Have you ever walked through an open office space and not been greeted by a single person? How about being in a meeting when it’s clear that people are “side-chatting” over text? Maybe you’ve even side-chatted yourself? What about hearing the same generic critical feedback tossed out in group settings over a period of months and suddenly realizing the person is referring to you?
Culture isn’t built by slogans or slide decks. It’s built in motion—tiny behaviors that signal belonging or exclusion.
I’ve had so many clients who’ve shared variations on a theme of the environment described above. The leader who always asks, “Anything to add?” but never actually pauses long enough for a response. Someone who made a joke that subtly dismissed a concern—and how that single moment resulted in concerns not being raised. The difficult interaction on a Zoom meeting that was handled by shutting down the chat feature for future meetings rather than handling the specific issue directly.

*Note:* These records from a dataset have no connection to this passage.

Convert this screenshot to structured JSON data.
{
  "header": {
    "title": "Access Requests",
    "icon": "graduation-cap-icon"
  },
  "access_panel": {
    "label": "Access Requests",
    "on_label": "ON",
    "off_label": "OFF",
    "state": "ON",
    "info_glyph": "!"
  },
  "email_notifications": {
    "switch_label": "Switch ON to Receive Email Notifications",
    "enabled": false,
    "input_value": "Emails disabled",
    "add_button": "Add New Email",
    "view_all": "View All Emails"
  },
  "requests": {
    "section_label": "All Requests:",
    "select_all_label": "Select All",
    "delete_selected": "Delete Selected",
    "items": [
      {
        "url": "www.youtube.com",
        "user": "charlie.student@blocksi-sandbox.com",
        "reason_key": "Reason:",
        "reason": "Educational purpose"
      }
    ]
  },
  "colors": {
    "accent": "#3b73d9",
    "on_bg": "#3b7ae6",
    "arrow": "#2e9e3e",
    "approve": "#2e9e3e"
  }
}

You don’t need a culture survey to know when something’s off. You can feel it in a meeting by the lack of participation. You can hear it in the silence after a leader speaks. You can sense it in the way people enter or exit a room.
And in the same way that toxic culture is made in moments, so is healthy culture.
Healthy culture isn’t what’s on the wall. It’s what’s in motion. The consistent, small behaviors that tell people:
→ You’re safe here
→ Your voice matters
→ We are paying attention
When you treat culture as kinetic, you realize: You don’t need a full re-org to start building trust. You need consistent micro-movements in the right direction.
Culture is hard to change at an organizational level. But there is something we can do as individuals and as leaders. Let’s start to drop in micro-moments that shift the culture in a positive direction.
What’s one small behavior you’ve witnessed—or modeled—that changed how a team felt? What’s one you want to try this week?